All through my years as a student in public education there was one teacher who had the most powerful impact on my life. It was my 3rd grade teacher, Mrs. Hogan. On August 5th, Mrs. Hogan passed away at the age of 88. The legacy she leaves behind is one of incredible inspiration, kindness, and grace. As a teacher, she was definitely a master of the subjects she taught. She obviously took the time to craft her lessons, making sure to include fun activities that grabbed our attention and kept it! However, the impact Mrs. Hogan had on my life stretches far beyond academics. Quite simply, Mrs. Hogan made me feel important and loved. She constantly encouraged and inspired me to be better and to let my good qualities shine. That wasn’t something that came naturally for me, but she made me feel like it was possible.
I make it no secret that I did not always enjoy school. But I absolutely loved 3rd grade!

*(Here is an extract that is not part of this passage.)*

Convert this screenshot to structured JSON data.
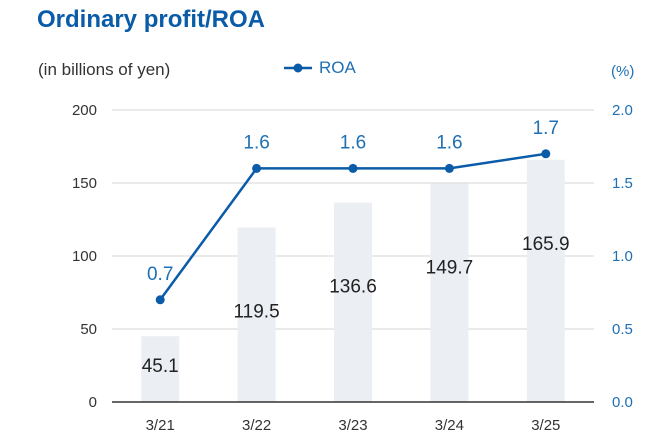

I can still remember the tadpoles we watched turn into frogs and the pet bird that she brought to the classroom. Her read alouds were epic and I was always tuned in. I recall one time where Mrs. Hogan was reading to the class and she really got into character. She was so animated with her reading that she had to pause to make sure that the principal wasn’t coming to investigate the ruckus. Like everything she did, we ate it up! At the end of the year, Mrs. Hogan had each of us make a book of our best 3rd grade writing. The book gave us a chance to showcase our work, but I think the real purpose was to provide our parents with a keepsake. Wouldn’t you know it, that book became a keepsake for me instead (sorry Mom and Dad). Now that I am a 3rd grade teacher, I keep that special book in my classroom. My students love to read my writing from the time when I was their age. I love to read the written feedback that Mrs. Hogan left for me 30 years ago. That book is just one reminder of the special year I shared with her and the impact that she had on my life.
Two years ago I was back in my hometown in New Jersey, visiting many of the places that shaped my childhood. I tend to be sentimental, so taking it all in was a powerful experience. But the most powerful of them all was visiting Mrs. Hogan in the nursing home. It had been almost 30 years since I was one of her 3rd graders, but she remembered exactly who I was. We shared some great memories and unforgettable stories. As I pushed her around in her wheel chair, I told her about the incredible impact she had on my life. I also told her that I was now a 3rd grade teacher, trying to give my students the same blessings that she had given to me. My sister was with me during that visit because she too was one of Mrs. Hogan’s 3rd graders back in the 80’s. And believe it or not, my sister is also a 3rd grade teacher. So there we sat, three 3rd grade teachers. We reveled in the memories of one classroom with a beautiful history, while celebrating two classrooms attempting to carry on that legacy. On one hand, I felt proud to talk about my role as a teacher. On the other hand, I felt like a happy little kid whose teacher loved him.
Driving away from that nursing home, my heart was so full. My whole family was in the car, and my mom decided to share one more story about Mrs. Hogan. It turns out, that the year after I had Mrs. Hogan; my 4th grade teachers wanted to put me on medicine. As any good parent does, my mom sought the advice from the teacher where I had found success. Mrs. Hogan’s response was simple and firm. She told my mom, “Don’t you dare let anyone put my Colin on meds!” That settled it. Period. I can’t believe how much this wonderful lady actually cared about me. She didn’t just know my reading ability or math skills. She knew me. And she loved me. I’ll never forget how she called her class “Hogan’s Heroes.” And that is certainly the way she made her students feel. We all felt like heroes. Ironically, it was Mrs. Hogan who was the hero all along. Thank you Mrs. Hogan. May you rest in peace knowing that you made many lives better, especially mine. May we all be so lucky to have a teacher like Mrs. Hogan.